From a nationalistic point of view, one might argue the merits of supporting local firms providing essential services as these are rooted here. Public interest is served, however, by encouraging such firms to match or exceed the performance of global players. This would ensure Singaporeans are not short-changed and also spur local operators to raise their game to the level of the best in the marketplace.
The same logic which allows foreign firms to compete in Singapore without regard for their nationality should empower local firms to venture and thrive abroad without the protective buffer of the domestic Singapore market. ComfortDelGro, for example, could never have grown into one of the largest land transport companies in the world, with a global workforce and a commensurate shareholder base, had its corporate outlook been shaped and limited by Singapore's size.
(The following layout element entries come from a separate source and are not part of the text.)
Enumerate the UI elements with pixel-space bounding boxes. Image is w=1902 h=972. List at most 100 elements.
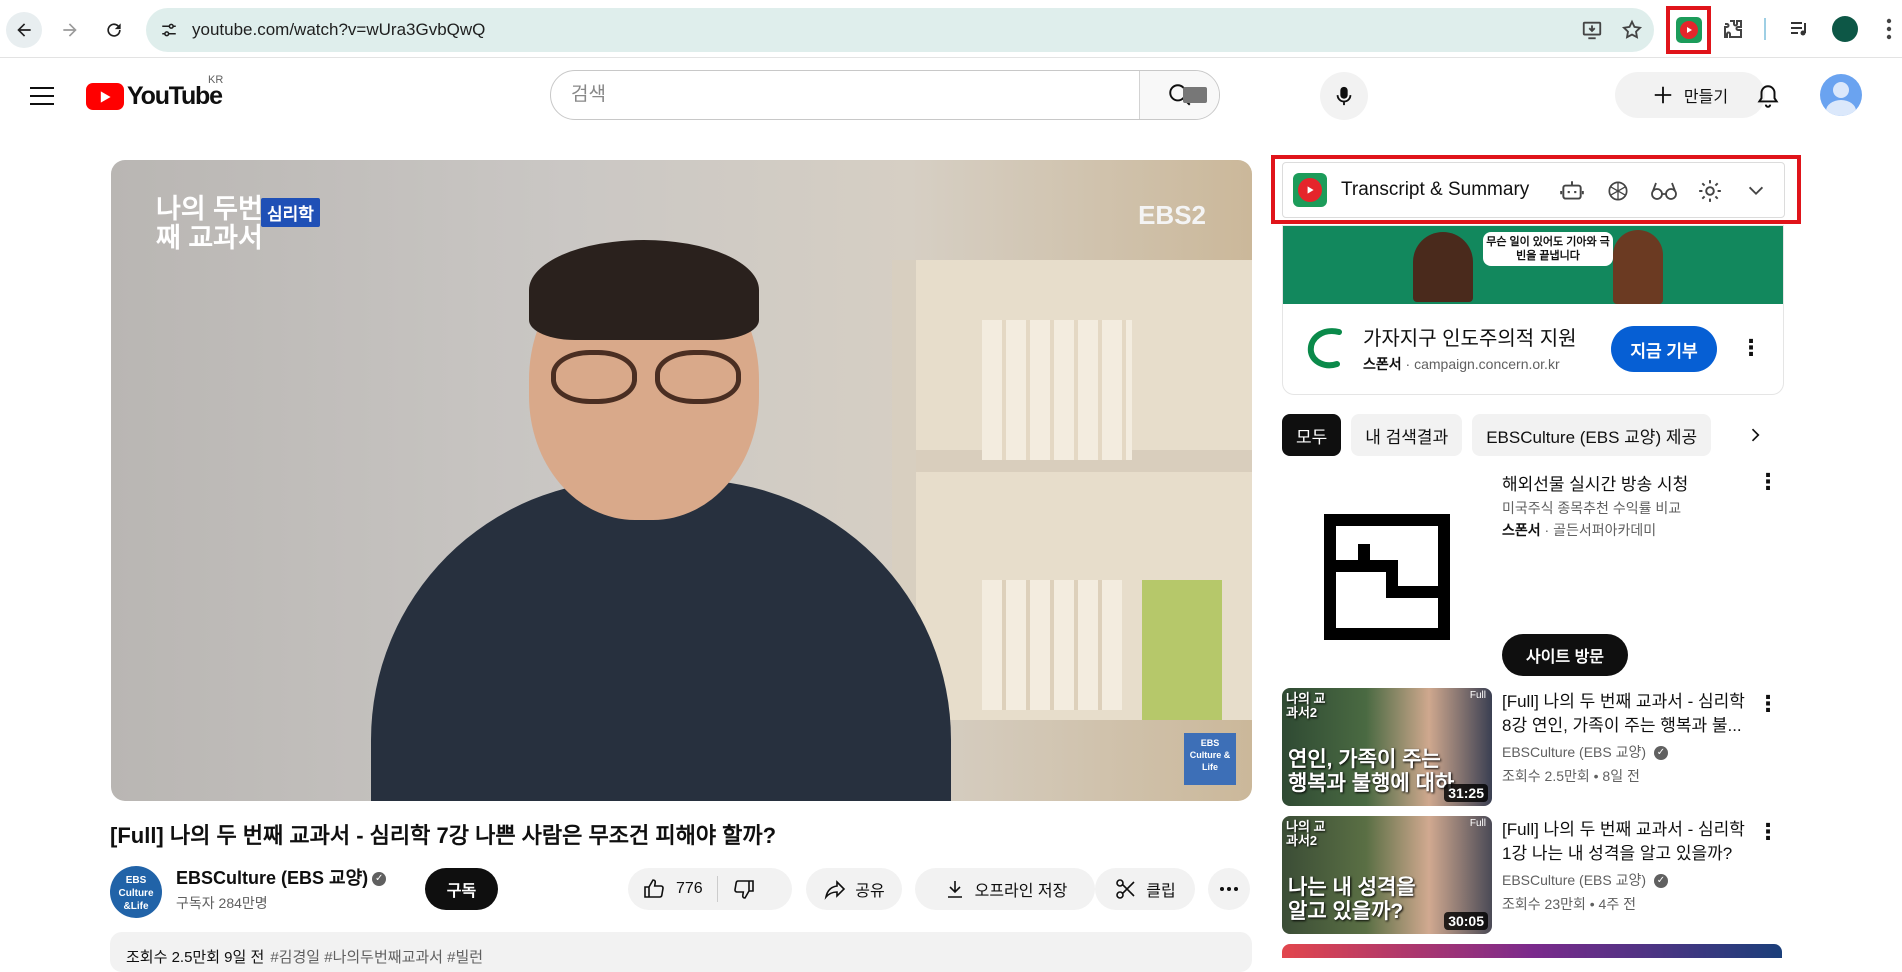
donate-now-button[interactable]: 지금 기부 <box>1611 326 1717 372</box>
bookmark-star-icon[interactable] <box>1620 18 1644 42</box>
site-info-icon[interactable] <box>156 17 182 43</box>
video-player[interactable]: 나의 두번째 교과서 심리학 EBS2 EBS Culture & Life <box>111 160 1252 801</box>
plus-icon <box>1654 86 1672 104</box>
more-actions-button[interactable] <box>1208 868 1250 910</box>
thumb-caption-line-2: 행복과 불행에 대하 <box>1288 772 1455 795</box>
sponsored-menu-icon[interactable]: ⋮ <box>1756 469 1780 494</box>
region-code: KR <box>208 74 224 86</box>
ad-sponsor-domain: campaign.concern.or.kr <box>1414 356 1560 372</box>
browser-toolbar: youtube.com/watch?v=wUra3GvbQwQ <box>0 0 1902 58</box>
video-duration: 31:25 <box>1444 784 1488 802</box>
media-queue-icon[interactable] <box>1786 16 1812 42</box>
chevron-down-icon[interactable] <box>1742 177 1770 205</box>
subscribe-button[interactable]: 구독 <box>425 868 498 910</box>
verified-check-icon: ✓ <box>372 872 387 887</box>
voice-search-button[interactable] <box>1320 72 1368 120</box>
share-button[interactable]: 공유 <box>806 868 902 910</box>
account-avatar[interactable] <box>1820 74 1862 116</box>
youtube-logo[interactable]: YouTube KR <box>86 74 223 111</box>
recommendation-item[interactable]: 나의 교과서2 Full 연인, 가족이 주는 행복과 불행에 대하 31:25… <box>1282 688 1782 808</box>
chip-all[interactable]: 모두 <box>1282 414 1342 456</box>
toolbar-divider <box>1764 18 1766 40</box>
ad-menu-icon[interactable]: ⋮ <box>1739 335 1763 360</box>
filter-chips: 모두 내 검색결과 EBSCulture (EBS 교양) 제공 <box>1282 414 1782 456</box>
chip-channel[interactable]: EBSCulture (EBS 교양) 제공 <box>1472 414 1712 456</box>
recommendation-thumbnail[interactable]: 나의 교과서2 Full 연인, 가족이 주는 행복과 불행에 대하 31:25 <box>1282 688 1492 806</box>
recommendation-channel[interactable]: EBSCulture (EBS 교양) ✓ <box>1502 870 1668 890</box>
puzzle-icon[interactable] <box>1720 16 1746 42</box>
thumb-show-logo: 나의 교과서2 <box>1286 819 1326 848</box>
microphone-icon <box>1336 86 1352 106</box>
visit-site-button[interactable]: 사이트 방문 <box>1502 634 1628 676</box>
recommendation-menu-icon[interactable]: ⋮ <box>1756 819 1780 844</box>
create-button[interactable]: 만들기 <box>1615 72 1765 118</box>
forward-icon[interactable] <box>52 12 88 48</box>
back-icon[interactable] <box>6 12 42 48</box>
show-logo-overlay: 나의 두번째 교과서 <box>156 194 263 253</box>
search-button[interactable] <box>1139 71 1219 119</box>
profile-icon[interactable] <box>1832 16 1858 42</box>
clip-button[interactable]: 클립 <box>1095 868 1195 910</box>
ad-banner-child-right <box>1613 230 1663 304</box>
robot-icon[interactable] <box>1558 177 1586 205</box>
description-box[interactable]: 조회수 2.5만회 9일 전 #김경일 #나의두번째교과서 #빌런 <box>110 932 1252 972</box>
recommendation-menu-icon[interactable]: ⋮ <box>1756 691 1780 716</box>
ad-banner-text: 무슨 일이 있어도 기아와 극빈을 끝냅니다 <box>1483 232 1613 266</box>
ad-banner-image[interactable]: 무슨 일이 있어도 기아와 극빈을 끝냅니다 <box>1283 226 1783 304</box>
thumb-full-tag: Full <box>1469 818 1486 829</box>
chip-my-searches[interactable]: 내 검색결과 <box>1351 414 1463 456</box>
settings-icon[interactable] <box>1696 177 1724 205</box>
chevron-right-icon[interactable] <box>1740 420 1770 450</box>
channel-avatar[interactable]: EBS Culture &Life <box>110 866 162 918</box>
sponsored-subtitle: 미국주식 종목추천 수익률 비교 <box>1502 500 1682 516</box>
recommendation-title[interactable]: [Full] 나의 두 번째 교과서 - 심리학 1강 나는 내 성격을 알고 … <box>1502 818 1752 866</box>
subject-badge-overlay: 심리학 <box>261 198 320 227</box>
like-button[interactable]: 776 <box>628 876 718 902</box>
address-bar[interactable]: youtube.com/watch?v=wUra3GvbQwQ <box>146 8 1654 52</box>
recommendation-channel[interactable]: EBSCulture (EBS 교양) ✓ <box>1502 742 1668 762</box>
chatgpt-icon[interactable] <box>1604 177 1632 205</box>
transcript-summary-panel[interactable]: Transcript & Summary <box>1282 162 1785 218</box>
thumb-show-logo: 나의 교과서2 <box>1286 691 1326 720</box>
recommendation-thumbnail[interactable]: 나의 교과서2 Full 나는 내 성격을 알고 있을까? 30:05 <box>1282 816 1492 934</box>
sponsored-title[interactable]: 해외선물 실시간 방송 시청 <box>1502 470 1688 495</box>
notifications-bell-icon[interactable] <box>1750 78 1786 114</box>
sponsored-thumbnail[interactable] <box>1282 472 1492 682</box>
recommendation-meta: 조회수 23만회 • 4주 전 <box>1502 896 1636 912</box>
thumb-caption-line-2: 알고 있을까? <box>1288 900 1404 923</box>
youtube-play-icon <box>86 83 124 110</box>
sponsor-logo-icon <box>1324 514 1450 640</box>
recommendation-title[interactable]: [Full] 나의 두 번째 교과서 - 심리학 8강 연인, 가족이 주는 행… <box>1502 690 1752 738</box>
ad-sponsor-line: 스폰서 · campaign.concern.or.kr <box>1363 356 1560 372</box>
install-app-icon[interactable] <box>1580 18 1604 42</box>
video-title: [Full] 나의 두 번째 교과서 - 심리학 7강 나쁜 사람은 무조건 피… <box>110 823 777 848</box>
channel-name[interactable]: EBSCulture (EBS 교양) ✓ <box>176 864 387 890</box>
download-icon <box>947 881 962 898</box>
search-bar <box>550 70 1220 120</box>
channel-name-text: EBSCulture (EBS 교양) <box>176 868 369 888</box>
reload-icon[interactable] <box>96 12 132 48</box>
share-icon <box>824 880 846 900</box>
offline-save-button[interactable]: 오프라인 저장 <box>915 868 1095 910</box>
more-icon[interactable] <box>1876 16 1902 42</box>
donation-ad-card[interactable]: 무슨 일이 있어도 기아와 극빈을 끝냅니다 가자지구 인도주의적 지원 스폰서… <box>1282 225 1784 395</box>
offline-save-label: 오프라인 저장 <box>974 883 1068 900</box>
extension-icon[interactable] <box>1666 6 1711 54</box>
keyboard-icon[interactable] <box>1183 87 1207 103</box>
url-text: youtube.com/watch?v=wUra3GvbQwQ <box>192 20 486 39</box>
ad-banner-child-left <box>1413 232 1473 302</box>
search-input[interactable] <box>551 71 1139 119</box>
recommendation-item[interactable]: 나의 교과서2 Full 나는 내 성격을 알고 있을까? 30:05 [Ful… <box>1282 816 1782 936</box>
menu-icon[interactable] <box>22 76 62 116</box>
dislike-button[interactable] <box>718 877 770 901</box>
corner-logo-overlay: EBS Culture & Life <box>1184 733 1236 785</box>
thumb-caption: 나는 내 성격을 알고 있을까? <box>1288 876 1416 924</box>
extension-logo-icon <box>1293 173 1327 207</box>
glasses-icon[interactable] <box>1650 177 1678 205</box>
recommendation-channel-name: EBSCulture (EBS 교양) <box>1502 872 1647 888</box>
next-recommendation-thumbnail[interactable] <box>1282 944 1782 958</box>
scissors-icon <box>1116 879 1135 899</box>
verified-check-icon: ✓ <box>1653 746 1668 761</box>
ad-title[interactable]: 가자지구 인도주의적 지원 <box>1363 322 1577 351</box>
sponsored-item[interactable]: 해외선물 실시간 방송 시청 미국주식 종목추천 수익률 비교 스폰서 · 골든… <box>1282 466 1782 686</box>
Today, it operates in seven countries and has a network of more than 46,000 vehicles, which include buses, taxis, trains and rental vehicles. It is an object lesson in how building a ramp of skills and capabilities can help companies to succeed.
The success of Singapore's transport workers, however, is not straightforward as they are not as mobile as companies, which possess the capital and knowledge to go overseas. Workers, therefore, deserve a helping hand to keep them in the industry, move from one employer to another without suffering wage stagnation and the dimunition of employment benefits, and continue to enjoy the benefits of training that equip them to thrive in a changing transport landscape. Tower Transit must be held to its word to offer more than 400 affected bus captains employment at current or better terms.
Ultimately, how both transport operators and their employees fare will depend on the degree of commuters' satisfaction with service. Public transport in Singapore is not only a matter of everyday necessity but also an index of national efficiency and a vital catalyst in efforts to reduce dependence on private transport.
Fresh ideas brought in by Tower Transit and others to boost bus service excellence would be most welcome. Bus rides should be predictable (via, say, the use of apps), safe, reliable, comfortable and affordable.